The impact of cellulose nanocrystals on the rheology of sodium carboxymethyl cellulose and sodium alginate

Abstract

AbstractAt present, the physical properties of hydrocolloids limit their wide application in food industry. To improve the viscoelasticity of sodium carboxymethyl cellulose (CMC) and sodium alginate (SA), cellulose nanocrystals (CNCs) were added into CMC and SA solutions to regulate the non‐Newtonian flow behaviors of composite systems under different conditions. The rheological properties of CMC/CNCs or SA/CNCs composite systems were studied using steady rheological measurements, dynamic rheological measurements, and creep compliance experiments. It was found that the viscosities and elastic modulus of CMC were positively related to CNCs concentrations in acid, neutral or alkaline environments. When the CNCs content was higher than 5% at pH 9.45, the gelation of CMC was accelerated, and the gelation strength was increased.
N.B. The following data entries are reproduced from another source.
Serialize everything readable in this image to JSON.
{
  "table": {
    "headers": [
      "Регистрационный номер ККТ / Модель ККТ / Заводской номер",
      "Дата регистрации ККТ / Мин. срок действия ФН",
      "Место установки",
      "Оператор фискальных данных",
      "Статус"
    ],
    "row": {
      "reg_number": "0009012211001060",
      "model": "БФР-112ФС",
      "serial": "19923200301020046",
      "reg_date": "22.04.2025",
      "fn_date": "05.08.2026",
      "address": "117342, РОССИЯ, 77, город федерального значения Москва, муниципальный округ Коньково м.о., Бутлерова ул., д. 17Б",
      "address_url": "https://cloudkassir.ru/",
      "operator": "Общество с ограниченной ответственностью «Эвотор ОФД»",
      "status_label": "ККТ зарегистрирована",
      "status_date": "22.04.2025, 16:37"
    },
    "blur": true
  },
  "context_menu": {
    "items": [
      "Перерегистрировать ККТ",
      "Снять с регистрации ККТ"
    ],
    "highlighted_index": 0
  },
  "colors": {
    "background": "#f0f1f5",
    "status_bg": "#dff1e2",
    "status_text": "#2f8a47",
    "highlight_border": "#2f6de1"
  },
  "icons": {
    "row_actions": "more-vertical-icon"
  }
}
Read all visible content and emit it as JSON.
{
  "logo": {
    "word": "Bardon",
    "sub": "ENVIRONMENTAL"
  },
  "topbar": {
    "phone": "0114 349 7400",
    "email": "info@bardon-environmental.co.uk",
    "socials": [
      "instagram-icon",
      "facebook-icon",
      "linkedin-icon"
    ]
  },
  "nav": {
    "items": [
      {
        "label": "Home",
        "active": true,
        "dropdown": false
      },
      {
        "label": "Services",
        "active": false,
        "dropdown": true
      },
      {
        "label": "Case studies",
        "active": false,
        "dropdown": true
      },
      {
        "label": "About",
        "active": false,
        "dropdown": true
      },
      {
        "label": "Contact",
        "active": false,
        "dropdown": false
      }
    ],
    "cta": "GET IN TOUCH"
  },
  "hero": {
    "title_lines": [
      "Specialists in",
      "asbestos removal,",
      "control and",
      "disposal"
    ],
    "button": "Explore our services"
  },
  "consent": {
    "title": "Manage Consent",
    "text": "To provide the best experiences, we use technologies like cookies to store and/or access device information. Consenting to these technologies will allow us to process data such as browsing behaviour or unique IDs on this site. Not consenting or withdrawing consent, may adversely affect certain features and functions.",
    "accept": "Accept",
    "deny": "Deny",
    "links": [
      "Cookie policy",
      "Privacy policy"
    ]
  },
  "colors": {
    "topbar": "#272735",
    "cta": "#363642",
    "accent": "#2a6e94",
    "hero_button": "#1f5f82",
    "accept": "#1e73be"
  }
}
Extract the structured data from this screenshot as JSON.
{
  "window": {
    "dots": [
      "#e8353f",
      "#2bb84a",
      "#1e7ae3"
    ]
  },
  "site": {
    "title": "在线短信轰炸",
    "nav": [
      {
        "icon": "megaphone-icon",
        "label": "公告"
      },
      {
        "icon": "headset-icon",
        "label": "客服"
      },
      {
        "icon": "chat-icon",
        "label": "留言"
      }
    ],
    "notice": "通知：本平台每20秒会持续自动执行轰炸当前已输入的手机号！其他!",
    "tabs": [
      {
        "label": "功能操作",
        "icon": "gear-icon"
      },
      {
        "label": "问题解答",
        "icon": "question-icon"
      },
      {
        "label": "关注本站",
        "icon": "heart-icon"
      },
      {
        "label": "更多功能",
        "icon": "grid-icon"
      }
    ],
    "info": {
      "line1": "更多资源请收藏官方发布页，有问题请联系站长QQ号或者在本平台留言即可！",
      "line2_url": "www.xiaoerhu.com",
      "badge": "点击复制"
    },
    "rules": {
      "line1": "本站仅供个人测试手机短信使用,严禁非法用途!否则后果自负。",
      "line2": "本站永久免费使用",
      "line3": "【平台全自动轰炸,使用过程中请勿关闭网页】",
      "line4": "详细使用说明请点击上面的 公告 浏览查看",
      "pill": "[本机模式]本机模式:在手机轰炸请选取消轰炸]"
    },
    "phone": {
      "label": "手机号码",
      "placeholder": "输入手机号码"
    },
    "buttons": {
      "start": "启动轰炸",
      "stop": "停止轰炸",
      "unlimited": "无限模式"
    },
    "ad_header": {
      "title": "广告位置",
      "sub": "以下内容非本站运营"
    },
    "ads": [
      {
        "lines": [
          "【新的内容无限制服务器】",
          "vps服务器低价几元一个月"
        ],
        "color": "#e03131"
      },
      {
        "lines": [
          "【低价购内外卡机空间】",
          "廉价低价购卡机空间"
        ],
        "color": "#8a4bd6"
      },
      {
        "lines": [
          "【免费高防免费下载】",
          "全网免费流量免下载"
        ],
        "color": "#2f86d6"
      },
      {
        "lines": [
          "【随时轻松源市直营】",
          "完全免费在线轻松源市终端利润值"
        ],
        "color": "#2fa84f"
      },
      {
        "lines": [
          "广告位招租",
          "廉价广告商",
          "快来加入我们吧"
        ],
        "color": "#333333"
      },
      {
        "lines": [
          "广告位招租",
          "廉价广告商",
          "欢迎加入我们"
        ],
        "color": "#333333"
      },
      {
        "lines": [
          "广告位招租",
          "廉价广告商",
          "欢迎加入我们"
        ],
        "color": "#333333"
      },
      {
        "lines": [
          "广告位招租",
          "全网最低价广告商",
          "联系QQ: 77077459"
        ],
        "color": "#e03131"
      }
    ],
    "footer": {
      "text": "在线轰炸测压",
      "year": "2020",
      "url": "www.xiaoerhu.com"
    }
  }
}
The damping factor of SA decreased with increasing calcium ions contents. When calcium ions content was higher than 0.07%, the damping factor of SA was less than 1, indicating that SA system achieved gel transformation. The effect of CNCs on the apparent viscosity, shear stress, and storage modulus of CMC was more obvious in comparison to that of SA. Overall, as a rheology modifier, CNCs can minimize the contents of food colloids in any functional fluid while maintaining the thickening rheology.